À primeira impressão parece um filme de e para adolescentes. Mas não contrapondo essa ideia, é algo mais que isso. A história é de ficção, e passa-se num futuro não muito distante, em que os Estados Unidos sobrevivem a uma guerra civil que dá origem a um país com 12 distritos, chamado Panem. E como tributo e forma de manter a obediência, todos os anos são escolhidos dois jovens de cada distrito que irão lutar até à morte num evento intitulado precisamente “os jogos da fome”.

A história tem parecenças com “Truman Show”, no sentido em que revela que o poder das audiências se sobrepõe a qualquer preparação de combate que esses jovens possam ter. As regras do jogo mudam conforme o que o público quer, e isso revela-se trágico para uns e uma benesse para outros. No final, só pode ficar um.

O filme é muito interessante, a história é boa (fiquei com vontade de ler os livros), cheio de efeitos especiais, e com alguns atores de provas dadas, entre as quais Jennifer Lawrence, nomeada para os Óscares em 2010, e um Lenny Kravitz muito “limpinho”. Um filme que merece ser visto.

21 março 2012

Há algo de mágico em Fátima

Hoje fui ao lugar da Cova da Iria.

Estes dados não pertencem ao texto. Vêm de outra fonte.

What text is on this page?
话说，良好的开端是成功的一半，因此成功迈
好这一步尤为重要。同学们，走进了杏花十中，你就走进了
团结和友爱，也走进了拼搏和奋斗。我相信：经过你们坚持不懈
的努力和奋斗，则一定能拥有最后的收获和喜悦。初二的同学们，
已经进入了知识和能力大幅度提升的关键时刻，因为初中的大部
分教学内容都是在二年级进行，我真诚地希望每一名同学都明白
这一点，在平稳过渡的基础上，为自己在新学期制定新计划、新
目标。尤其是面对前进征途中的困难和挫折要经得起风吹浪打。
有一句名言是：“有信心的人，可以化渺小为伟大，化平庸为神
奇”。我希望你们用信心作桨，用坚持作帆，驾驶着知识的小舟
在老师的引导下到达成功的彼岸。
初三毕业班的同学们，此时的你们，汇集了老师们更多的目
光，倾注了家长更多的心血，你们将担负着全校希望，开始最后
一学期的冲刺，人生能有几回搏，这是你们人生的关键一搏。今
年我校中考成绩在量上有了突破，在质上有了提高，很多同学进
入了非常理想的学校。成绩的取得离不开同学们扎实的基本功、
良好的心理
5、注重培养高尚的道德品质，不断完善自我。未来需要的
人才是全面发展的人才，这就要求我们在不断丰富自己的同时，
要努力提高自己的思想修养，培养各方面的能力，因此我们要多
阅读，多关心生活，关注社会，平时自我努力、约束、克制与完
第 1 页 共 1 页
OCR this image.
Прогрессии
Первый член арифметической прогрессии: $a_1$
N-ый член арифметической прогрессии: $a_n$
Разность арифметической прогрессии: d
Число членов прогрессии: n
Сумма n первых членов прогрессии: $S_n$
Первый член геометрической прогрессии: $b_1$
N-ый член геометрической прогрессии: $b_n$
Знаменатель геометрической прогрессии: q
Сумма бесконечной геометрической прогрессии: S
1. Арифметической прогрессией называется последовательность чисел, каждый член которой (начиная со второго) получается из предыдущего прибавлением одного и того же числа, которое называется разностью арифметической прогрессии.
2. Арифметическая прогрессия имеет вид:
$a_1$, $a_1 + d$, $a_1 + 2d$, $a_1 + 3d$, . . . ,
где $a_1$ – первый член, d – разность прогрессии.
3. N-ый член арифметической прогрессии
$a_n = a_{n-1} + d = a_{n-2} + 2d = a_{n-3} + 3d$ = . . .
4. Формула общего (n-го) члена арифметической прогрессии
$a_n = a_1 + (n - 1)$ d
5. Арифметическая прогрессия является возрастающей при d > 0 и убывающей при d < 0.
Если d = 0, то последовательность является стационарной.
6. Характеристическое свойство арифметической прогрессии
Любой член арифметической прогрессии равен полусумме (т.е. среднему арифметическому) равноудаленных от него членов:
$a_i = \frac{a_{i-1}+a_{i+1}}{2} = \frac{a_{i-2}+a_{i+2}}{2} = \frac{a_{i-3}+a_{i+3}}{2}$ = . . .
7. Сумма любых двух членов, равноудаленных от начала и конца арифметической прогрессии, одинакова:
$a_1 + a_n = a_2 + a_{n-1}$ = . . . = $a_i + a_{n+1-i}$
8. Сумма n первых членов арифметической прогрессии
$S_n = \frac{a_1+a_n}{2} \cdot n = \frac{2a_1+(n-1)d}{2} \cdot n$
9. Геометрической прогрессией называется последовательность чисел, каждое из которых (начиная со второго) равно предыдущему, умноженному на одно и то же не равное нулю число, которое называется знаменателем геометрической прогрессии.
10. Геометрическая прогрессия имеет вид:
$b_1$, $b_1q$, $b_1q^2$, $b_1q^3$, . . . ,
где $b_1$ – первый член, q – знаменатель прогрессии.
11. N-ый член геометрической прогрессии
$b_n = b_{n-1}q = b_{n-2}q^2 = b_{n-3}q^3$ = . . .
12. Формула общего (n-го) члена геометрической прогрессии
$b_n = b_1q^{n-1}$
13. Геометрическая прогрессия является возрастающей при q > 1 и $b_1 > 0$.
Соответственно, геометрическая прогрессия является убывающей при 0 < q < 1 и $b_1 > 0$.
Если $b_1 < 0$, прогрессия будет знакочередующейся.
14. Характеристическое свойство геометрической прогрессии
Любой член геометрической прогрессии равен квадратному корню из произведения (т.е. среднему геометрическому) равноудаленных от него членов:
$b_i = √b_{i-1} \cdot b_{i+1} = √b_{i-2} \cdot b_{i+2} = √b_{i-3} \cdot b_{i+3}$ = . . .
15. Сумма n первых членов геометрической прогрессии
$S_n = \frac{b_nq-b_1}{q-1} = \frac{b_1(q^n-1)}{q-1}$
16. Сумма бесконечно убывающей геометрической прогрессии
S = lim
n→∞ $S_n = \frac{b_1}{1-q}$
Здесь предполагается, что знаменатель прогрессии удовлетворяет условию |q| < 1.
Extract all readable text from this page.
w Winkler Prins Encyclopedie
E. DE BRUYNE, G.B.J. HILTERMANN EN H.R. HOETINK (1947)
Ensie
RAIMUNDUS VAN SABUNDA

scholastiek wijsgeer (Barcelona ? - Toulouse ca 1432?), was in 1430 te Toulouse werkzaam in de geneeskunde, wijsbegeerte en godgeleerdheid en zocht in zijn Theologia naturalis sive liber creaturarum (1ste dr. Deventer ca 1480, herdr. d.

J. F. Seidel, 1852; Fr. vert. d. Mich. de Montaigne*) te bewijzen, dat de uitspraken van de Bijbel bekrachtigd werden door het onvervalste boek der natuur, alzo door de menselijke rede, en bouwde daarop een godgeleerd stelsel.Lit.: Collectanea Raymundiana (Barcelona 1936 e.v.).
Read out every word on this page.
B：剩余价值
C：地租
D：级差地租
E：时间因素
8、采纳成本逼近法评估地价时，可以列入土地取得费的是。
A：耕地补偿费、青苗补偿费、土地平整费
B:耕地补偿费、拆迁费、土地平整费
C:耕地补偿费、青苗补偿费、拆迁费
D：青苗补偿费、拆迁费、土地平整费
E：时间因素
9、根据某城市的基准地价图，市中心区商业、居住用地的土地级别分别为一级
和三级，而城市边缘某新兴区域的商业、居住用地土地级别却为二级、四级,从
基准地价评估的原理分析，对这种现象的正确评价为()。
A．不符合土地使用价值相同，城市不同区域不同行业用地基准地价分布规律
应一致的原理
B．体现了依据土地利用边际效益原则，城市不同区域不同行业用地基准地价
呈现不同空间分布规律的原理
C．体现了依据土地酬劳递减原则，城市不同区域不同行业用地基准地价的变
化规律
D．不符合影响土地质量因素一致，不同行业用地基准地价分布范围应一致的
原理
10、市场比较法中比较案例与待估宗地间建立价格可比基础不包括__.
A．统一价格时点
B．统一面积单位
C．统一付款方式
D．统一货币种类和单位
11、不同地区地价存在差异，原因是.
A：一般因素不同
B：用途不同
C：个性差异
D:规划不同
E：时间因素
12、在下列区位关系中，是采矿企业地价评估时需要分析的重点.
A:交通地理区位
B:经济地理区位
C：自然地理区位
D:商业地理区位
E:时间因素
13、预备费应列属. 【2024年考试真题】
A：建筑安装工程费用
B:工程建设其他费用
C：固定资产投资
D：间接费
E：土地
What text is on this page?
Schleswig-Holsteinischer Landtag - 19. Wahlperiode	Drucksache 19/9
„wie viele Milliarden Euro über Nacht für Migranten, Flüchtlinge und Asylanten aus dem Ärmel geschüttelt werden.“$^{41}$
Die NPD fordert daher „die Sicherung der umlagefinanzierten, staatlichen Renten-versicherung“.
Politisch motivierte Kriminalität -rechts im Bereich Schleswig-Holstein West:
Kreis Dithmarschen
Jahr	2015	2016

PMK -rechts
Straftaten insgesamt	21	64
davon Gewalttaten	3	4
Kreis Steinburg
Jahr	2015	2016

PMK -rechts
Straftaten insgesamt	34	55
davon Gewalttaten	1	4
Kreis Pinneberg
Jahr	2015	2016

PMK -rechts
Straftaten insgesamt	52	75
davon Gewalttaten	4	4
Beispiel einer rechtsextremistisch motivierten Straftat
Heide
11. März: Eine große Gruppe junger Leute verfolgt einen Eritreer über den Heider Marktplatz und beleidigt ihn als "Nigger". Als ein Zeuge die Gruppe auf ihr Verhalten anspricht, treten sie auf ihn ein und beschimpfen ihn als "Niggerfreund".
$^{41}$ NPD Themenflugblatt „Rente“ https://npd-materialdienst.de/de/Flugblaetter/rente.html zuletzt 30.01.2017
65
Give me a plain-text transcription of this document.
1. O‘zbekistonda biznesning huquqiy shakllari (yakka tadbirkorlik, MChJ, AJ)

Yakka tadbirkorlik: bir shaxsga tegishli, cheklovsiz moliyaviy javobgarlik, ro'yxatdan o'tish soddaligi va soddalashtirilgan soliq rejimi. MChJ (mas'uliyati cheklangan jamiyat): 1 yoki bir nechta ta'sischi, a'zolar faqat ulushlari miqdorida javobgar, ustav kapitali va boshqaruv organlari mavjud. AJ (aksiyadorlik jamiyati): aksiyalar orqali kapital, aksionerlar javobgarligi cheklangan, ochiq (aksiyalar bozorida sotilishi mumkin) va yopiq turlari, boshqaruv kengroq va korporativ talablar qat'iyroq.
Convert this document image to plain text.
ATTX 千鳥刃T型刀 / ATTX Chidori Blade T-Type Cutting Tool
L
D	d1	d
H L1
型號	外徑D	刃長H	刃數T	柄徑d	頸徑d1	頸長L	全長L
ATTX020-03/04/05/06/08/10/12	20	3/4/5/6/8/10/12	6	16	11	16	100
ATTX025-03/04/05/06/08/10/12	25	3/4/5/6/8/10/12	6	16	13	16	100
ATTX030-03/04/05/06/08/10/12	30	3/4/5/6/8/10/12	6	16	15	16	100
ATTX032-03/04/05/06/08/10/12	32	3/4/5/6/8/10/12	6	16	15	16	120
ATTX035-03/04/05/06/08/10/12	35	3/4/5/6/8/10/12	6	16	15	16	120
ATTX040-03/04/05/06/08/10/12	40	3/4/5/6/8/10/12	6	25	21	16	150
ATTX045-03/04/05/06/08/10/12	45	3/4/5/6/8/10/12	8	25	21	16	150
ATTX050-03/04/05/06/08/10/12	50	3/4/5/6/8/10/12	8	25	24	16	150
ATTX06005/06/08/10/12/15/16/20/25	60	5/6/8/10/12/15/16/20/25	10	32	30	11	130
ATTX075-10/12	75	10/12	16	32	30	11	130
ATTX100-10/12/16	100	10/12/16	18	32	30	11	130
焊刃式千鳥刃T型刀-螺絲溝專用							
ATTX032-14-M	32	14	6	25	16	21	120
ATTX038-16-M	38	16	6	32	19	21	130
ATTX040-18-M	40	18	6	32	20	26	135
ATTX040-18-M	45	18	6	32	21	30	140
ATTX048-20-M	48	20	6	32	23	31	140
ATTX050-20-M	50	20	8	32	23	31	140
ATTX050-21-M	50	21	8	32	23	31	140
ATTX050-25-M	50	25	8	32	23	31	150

Não em peregrinação, que há vários anos que não o faço, mas a pedido dos meus avós que queriam lá ir. E então, com boa vontade, mas com muito custo em levantar mais cedo que o habitual nos últimos dias, acedi.

Confesso que já não ía lá há algum tempo, mas como sempre, senti que há algo de mágico naquele lugar. Não sei se foi da minha formação católica e da prática religiosa que sempre me acompanhou desde a minha juventude, mas o que é certo, é que parece que me sinto diferente quando lá estou. Uma sensação de alívio e de plenitude por estar naquele lugar repleto de Fé.

E aproveitando a deslocação, resolvi ir a uma confissão, até para me preparar para um maravilhoso sacramento que irei ter daqui a algumas semanas. Quero, na minha Fé, sentir o coração limpo para melhor o receber e viver, com toda a felicidade que me for possível.

Fátima sempre fez parte de mim enquanto católico, e irá fazer por muitos e muitos anos, mesmo agora que a minha vida irá mudar para sempre.